Yes, I thought 'foo' might be a big file, with mostly us-ascii.
In a file with 10000 ascii characters and only 10 non-ascii
the output of od (without the tr filter) might be a bit of a
challenge. ;-)
> not quite sure what all zeros as the out means tho...
Od starts eachs line with an address, the offset of the first
byte in that line. The first line starts at offset 0, unless you
invoke od with the -j option.
> And on a Centos 5.3 box I just invoked
> $ printf "(octal 353) is the character \0353\n"
> (octal 353) is the character 3
Yes, that is what posix printf is required to do. From,
http://www.opengroup.org/onlinepubs/9699919799/utilities/printf.html
« [...] "\ddd", where ddd is a one, two, or three-digit octal
» number, shall be written as a byte with the numeric value
» specified by the octal number. »
In the printf above, "\035" is an escape sequence, and the
following "3" is a normal digit. To write octal 353, the
printf format string should be '(octal 353) ... \353\n'.
> on the centos 3.8 box I got the expected output of ë
Are you using zsh on the centos 3.8 box?
The zsh built-in printf expects octal escape sequences to
start with '\0' followed by zero, one, three or four octal
digits.
posix: \353 => zsh: \0353
posix: \75 => zsh: \075
> $ printf "(hex EB) is the character \xEB\n"

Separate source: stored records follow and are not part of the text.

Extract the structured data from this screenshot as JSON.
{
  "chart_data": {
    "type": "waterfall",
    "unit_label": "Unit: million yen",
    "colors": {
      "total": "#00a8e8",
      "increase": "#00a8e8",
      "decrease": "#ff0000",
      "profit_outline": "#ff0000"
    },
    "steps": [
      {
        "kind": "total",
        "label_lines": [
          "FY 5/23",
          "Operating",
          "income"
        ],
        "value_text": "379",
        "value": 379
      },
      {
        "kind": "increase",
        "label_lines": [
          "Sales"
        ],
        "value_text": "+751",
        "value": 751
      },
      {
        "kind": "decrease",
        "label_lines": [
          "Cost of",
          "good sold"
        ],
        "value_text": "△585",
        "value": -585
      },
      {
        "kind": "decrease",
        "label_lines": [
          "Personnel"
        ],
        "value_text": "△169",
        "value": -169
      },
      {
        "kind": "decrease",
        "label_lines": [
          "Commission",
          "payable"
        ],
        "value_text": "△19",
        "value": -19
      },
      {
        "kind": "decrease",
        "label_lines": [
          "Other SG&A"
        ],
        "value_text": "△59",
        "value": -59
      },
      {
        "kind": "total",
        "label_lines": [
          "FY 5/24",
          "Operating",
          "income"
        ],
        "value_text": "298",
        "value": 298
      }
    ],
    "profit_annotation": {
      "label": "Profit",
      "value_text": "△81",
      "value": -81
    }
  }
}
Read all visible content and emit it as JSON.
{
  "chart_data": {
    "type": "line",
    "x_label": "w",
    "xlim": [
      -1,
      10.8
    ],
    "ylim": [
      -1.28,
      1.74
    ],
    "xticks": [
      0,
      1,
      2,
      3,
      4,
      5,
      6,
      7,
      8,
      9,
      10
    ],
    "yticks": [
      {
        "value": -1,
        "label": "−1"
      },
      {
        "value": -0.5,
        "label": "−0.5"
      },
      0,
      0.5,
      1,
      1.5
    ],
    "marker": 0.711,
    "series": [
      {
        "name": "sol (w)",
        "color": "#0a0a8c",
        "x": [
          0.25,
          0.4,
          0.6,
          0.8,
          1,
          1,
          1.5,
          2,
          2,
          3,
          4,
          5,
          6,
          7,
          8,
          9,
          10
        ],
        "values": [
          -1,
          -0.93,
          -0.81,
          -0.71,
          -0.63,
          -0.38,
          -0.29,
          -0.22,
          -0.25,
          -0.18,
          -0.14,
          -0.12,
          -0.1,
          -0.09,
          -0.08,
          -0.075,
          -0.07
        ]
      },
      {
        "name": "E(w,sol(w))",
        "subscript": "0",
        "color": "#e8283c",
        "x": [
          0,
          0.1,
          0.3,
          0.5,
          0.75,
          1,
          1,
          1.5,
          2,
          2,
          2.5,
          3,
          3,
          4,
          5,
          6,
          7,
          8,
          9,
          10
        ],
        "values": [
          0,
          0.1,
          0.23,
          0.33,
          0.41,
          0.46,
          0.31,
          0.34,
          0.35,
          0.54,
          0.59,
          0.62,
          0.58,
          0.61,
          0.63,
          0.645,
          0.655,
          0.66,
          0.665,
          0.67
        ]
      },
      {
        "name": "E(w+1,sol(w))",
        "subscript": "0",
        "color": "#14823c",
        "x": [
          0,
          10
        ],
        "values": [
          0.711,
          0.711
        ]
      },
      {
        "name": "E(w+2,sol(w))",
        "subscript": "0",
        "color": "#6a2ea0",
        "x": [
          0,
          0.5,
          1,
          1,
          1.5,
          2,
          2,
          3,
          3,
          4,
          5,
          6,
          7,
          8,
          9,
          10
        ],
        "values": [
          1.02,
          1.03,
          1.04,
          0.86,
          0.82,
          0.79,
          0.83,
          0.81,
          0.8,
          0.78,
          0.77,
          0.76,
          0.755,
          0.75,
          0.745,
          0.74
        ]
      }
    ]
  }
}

> (hex EB) is the character ë
> this works on 3.8 and 5.3
This a nice one to try. It shows the terminal mapping:
printf '\xa4 \x80\n'
To understand that:
zgrep -E '\x(80|a4)' /usr/share/i18n/charmaps/ISO-8859-15.gz
zgrep -E '\x(80|a4)' /usr/share/i18n/charmaps/ISO-8859-1.gz
zgrep -E '\x(80|a4)' /usr/share/i18n/charmaps/CP1252.gz
Thanks very much for your input.
Syd